What is clearer is the trend behind the Cyclospora outbreak. The CDC reported about 2,700 cases in all of 2025. This year, multiple states are reporting sharper two-week jumps than they saw at the same point last year. There have been 86 hospitalizations and no deaths, and those infected have ranged in age from 5 to 88. Michigan, New York, Ohio, Illinois, and North Carolina are among the hardest hit.

Is This Actually One Outbreak?

Not necessarily, and this is the detail most headlines skip.

The CDC has been careful to say it has no evidence yet of a single, nationwide outbreak linking all these cases. Instead, it is monitoring clusters in several states while it and the Food and Drug Administration hunt for a source. Cyclospora infections rise every spring and summer, so some of the increase is seasonal. The concern is that this year’s rise is steeper than usual.

Historically, the parasite has been tied to fresh produce, including imported berries, bagged salads, and herbs such as cilantro and basil. No specific food has been named this time, and investigators have not ruled out the possibility that more than one source is involved.

How to Protect Yourself During the Cyclospora Outbreak

The reassuring part is that the basic precautions are simple, even though washing alone is not a guarantee.

Wash fruits and vegetables thoroughly under running water before eating them. Be aware that Cyclospora can be difficult to remove completely, so people who are more vulnerable, including the elderly and those with weakened immune systems, may prefer cooked produce during a surge. The parasite does not spread from person to person, so you cannot catch it from a sick family member the way you would a stomach virus. It comes only from contaminated food or water.

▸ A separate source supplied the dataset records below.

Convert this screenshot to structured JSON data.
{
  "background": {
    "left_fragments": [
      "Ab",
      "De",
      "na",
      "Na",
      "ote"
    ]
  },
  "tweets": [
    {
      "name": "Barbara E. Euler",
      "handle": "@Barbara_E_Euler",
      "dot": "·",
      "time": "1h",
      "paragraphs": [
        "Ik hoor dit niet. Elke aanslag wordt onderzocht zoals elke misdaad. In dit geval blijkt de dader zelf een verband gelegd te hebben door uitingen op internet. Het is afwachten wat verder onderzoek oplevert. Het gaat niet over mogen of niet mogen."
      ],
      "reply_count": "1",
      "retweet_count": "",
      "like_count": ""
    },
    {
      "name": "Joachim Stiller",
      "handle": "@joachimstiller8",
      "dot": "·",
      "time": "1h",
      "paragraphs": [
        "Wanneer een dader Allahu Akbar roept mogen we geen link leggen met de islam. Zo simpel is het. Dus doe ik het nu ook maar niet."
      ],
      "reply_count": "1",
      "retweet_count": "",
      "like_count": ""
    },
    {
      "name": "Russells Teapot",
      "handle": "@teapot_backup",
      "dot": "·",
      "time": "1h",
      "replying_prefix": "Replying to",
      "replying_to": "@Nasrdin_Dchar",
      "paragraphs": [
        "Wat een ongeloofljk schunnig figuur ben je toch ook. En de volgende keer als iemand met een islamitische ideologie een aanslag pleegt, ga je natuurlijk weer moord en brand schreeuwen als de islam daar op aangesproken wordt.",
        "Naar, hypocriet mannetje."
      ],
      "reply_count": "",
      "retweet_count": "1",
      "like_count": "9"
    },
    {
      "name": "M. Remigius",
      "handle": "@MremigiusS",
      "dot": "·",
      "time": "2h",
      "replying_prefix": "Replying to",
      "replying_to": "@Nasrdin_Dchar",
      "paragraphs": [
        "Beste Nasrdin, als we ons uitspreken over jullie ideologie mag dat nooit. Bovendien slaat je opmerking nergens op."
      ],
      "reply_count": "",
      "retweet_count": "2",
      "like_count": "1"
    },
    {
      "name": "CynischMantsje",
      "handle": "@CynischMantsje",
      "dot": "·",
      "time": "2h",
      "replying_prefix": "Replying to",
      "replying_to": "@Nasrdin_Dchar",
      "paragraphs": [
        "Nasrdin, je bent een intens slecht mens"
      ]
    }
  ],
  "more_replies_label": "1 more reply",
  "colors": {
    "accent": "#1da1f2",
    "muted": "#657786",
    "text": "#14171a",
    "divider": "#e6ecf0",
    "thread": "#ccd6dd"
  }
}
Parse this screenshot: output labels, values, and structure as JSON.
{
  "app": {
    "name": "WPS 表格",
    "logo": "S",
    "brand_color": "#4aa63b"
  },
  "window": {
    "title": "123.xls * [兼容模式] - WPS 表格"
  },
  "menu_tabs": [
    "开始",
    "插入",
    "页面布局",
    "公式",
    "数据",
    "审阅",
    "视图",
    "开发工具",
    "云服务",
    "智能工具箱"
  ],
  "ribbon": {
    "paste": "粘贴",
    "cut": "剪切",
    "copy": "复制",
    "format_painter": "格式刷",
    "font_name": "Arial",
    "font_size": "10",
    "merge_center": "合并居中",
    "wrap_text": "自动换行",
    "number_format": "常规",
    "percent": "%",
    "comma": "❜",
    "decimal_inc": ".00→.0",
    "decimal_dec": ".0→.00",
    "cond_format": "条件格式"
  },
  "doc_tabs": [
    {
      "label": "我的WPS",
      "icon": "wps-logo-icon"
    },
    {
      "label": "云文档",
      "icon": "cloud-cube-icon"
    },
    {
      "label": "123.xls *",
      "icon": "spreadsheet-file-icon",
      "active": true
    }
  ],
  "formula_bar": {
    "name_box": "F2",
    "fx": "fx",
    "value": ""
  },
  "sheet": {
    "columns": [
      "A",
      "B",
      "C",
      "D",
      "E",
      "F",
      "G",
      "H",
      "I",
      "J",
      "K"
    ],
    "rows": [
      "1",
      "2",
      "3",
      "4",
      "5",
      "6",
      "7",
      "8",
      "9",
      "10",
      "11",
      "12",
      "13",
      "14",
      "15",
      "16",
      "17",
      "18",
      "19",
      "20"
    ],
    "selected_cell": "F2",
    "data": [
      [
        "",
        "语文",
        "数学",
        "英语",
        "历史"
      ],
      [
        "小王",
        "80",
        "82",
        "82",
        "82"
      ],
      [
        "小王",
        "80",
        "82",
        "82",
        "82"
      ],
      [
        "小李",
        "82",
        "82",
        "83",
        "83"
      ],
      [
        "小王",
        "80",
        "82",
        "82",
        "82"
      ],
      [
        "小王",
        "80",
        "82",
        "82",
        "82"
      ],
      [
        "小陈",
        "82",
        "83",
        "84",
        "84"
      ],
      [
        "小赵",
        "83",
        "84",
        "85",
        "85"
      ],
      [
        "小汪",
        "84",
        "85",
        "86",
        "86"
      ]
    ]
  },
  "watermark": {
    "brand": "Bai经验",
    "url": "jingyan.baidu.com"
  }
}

If you develop watery diarrhea that lasts more than a few days, see a doctor and mention Cyclospora by name. According to the CDC’s guidance on cyclosporiasis, the infection requires a specific antibiotic treatment rather than the rest-and-fluids approach used for most stomach bugs, and testing for the parasite is not always automatic. Left untreated, the illness can drag on for weeks and cause real dehydration.

What Happens Next

For now, the advice from officials is to take the illness seriously without panicking. As one state health director put it, cyclosporiasis can cause dehydration serious enough to require emergency care, and it should not be dismissed as a passing stomach bug.

The investigation continues, and the case count is likely to keep rising as more states report and more lab results come in. Whether the Cyclospora outbreak turns out to be one contaminated product or several unlucky coincidences, the practical response is the same. Wash your produce, know the symptoms, and do not wait too long to get tested if the diarrhea does not quit.

This article is general information, not medical advice. If you have symptoms, contact a healthcare professional.